Alarmed at the lack of development in oil-producing states despite the huge amount pumped into the states over the years, Minister of State for Petroleum Resources, Mr. Ibe Kachikwu, disclosed that the Federal Government is considering stripping states of the proceeds of the 13 per cent derivation funds, making sure that the funds are used for the development of oil-producing communities.
According to the minister, “The biggest problem in the Niger Delta is that as you go from point to point, you really cannot see any infrastructural investment. The Presidency is also reviewing a proposal that we have given him to look at how the 13 per cent derivation is applied.
“Right now it is a budgeting tool for state governments. We are going to be appealing to them to begin to put quite a bit of that into the core areas of the oil-producing communities, and not just to see it as a budgeting number,” the minister insisted.
The minister is not alone in this line of thinking, as President of Host Communities Producing Oil and Gas in Nigeria, HOSCON, Mr.

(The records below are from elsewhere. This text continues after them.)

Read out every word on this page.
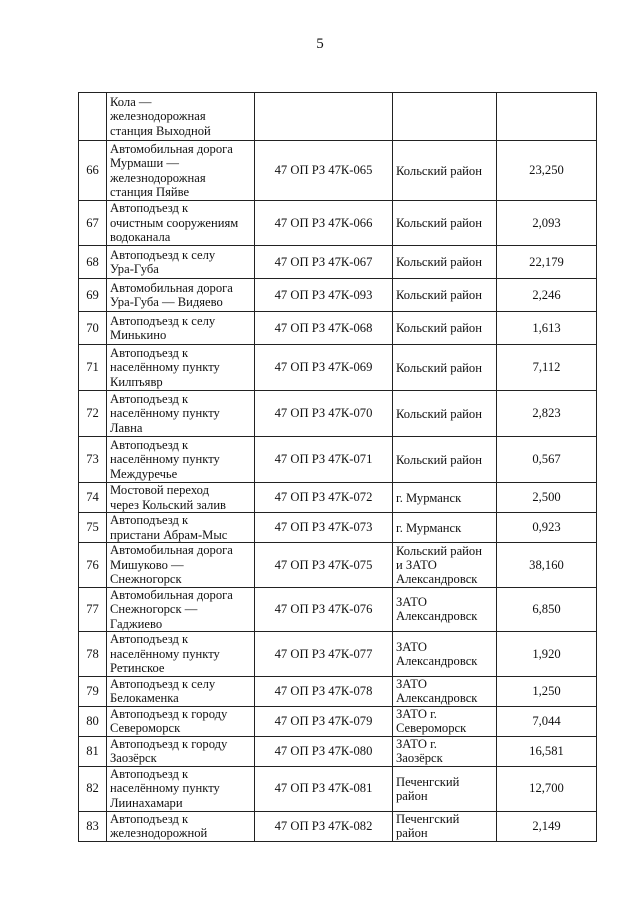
5

	Кола —
железнодорожная
станция Выходной			

66	Автомобильная дорога
Мурмаши —
железнодорожная
станция Пяйве	47 ОП РЗ 47К-065	Кольский район	23,250

67	Автоподъезд к
очистным сооружениям
водоканала	47 ОП РЗ 47К-066	Кольский район	2,093

68	Автоподъезд к селу
Ура-Губа	47 ОП РЗ 47К-067	Кольский район	22,179

69	Автомобильная дорога
Ура-Губа — Видяево	47 ОП РЗ 47К-093	Кольский район	2,246

70	Автоподъезд к селу
Минькино	47 ОП РЗ 47К-068	Кольский район	1,613

71	Автоподъезд к
населённому пункту
Килпъявр	47 ОП РЗ 47К-069	Кольский район	7,112

72	Автоподъезд к
населённому пункту
Лавна	47 ОП РЗ 47К-070	Кольский район	2,823

73	Автоподъезд к
населённому пункту
Междуречье	47 ОП РЗ 47К-071	Кольский район	0,567

74	Мостовой переход
через Кольский залив	47 ОП РЗ 47К-072	г. Мурманск	2,500

75	Автоподъезд к
пристани Абрам-Мыс	47 ОП РЗ 47К-073	г. Мурманск	0,923

76	Автомобильная дорога
Мишуково —
Снежногорск	47 ОП РЗ 47К-075	Кольский район
и ЗАТО
Александровск	38,160

77	Автомобильная дорога
Снежногорск —
Гаджиево	47 ОП РЗ 47К-076	ЗАТО
Александровск	6,850

78	Автоподъезд к
населённому пункту
Ретинское	47 ОП РЗ 47К-077	ЗАТО
Александровск	1,920

79	Автоподъезд к селу
Белокаменка	47 ОП РЗ 47К-078	ЗАТО
Александровск	1,250

80	Автоподъезд к городу
Североморск	47 ОП РЗ 47К-079	ЗАТО г.
Североморск	7,044

81	Автоподъезд к городу
Заозёрск	47 ОП РЗ 47К-080	ЗАТО г.
Заозёрск	16,581

82	Автоподъезд к
населённому пункту
Лиинахамари	47 ОП РЗ 47К-081	Печенгский
район	12,700

83	Автоподъезд к
железнодорожной	47 ОП РЗ 47К-082	Печенгский
район	2,149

Mike Emuh, in an interview with journalists recently called on the Federal Government to stop remitting the 13 per cent derivation allocation to the states.
According to him, the law, as amended in the 1999 Constitution, Section 162, Sub-section 2, states that 13 percent derivation should be given to the host communities, adding that there is no law in Nigeria that stated that the fund should be given to a state governor or to a local government.
He said, “It was a gross misplacement of priority that the 13 per cent derivation funds were given to governors who lavished the money for the past 16 years without any development – human capital development and infrastructural development.
“Over 10 trillion naira had gone down the drain by those that claimed the money by then and this wrong act is still in practice till now.”
There is no doubt that these calls emanating from stakeholders within the region is an indication that state governors has failed to utilized the funds at their disposal judiciously.
This is why the call to refresh our minds on the need to appreciate investors like as some of the oil companies who through hard work have created employment for over 20,000 Nigerians and are contributing meaningfully to the country’s economic development and growth.
To this end Bayelsans are employing the host community governors to look inward and as a matter of urgency restore the beauty and accolades that should be associated with an host community rather than trading blames. The people of Bayelsa state awaits structures and enabling environment to foster relentless investments as well as investors to the state to grow it economy for the future of the unborn generations.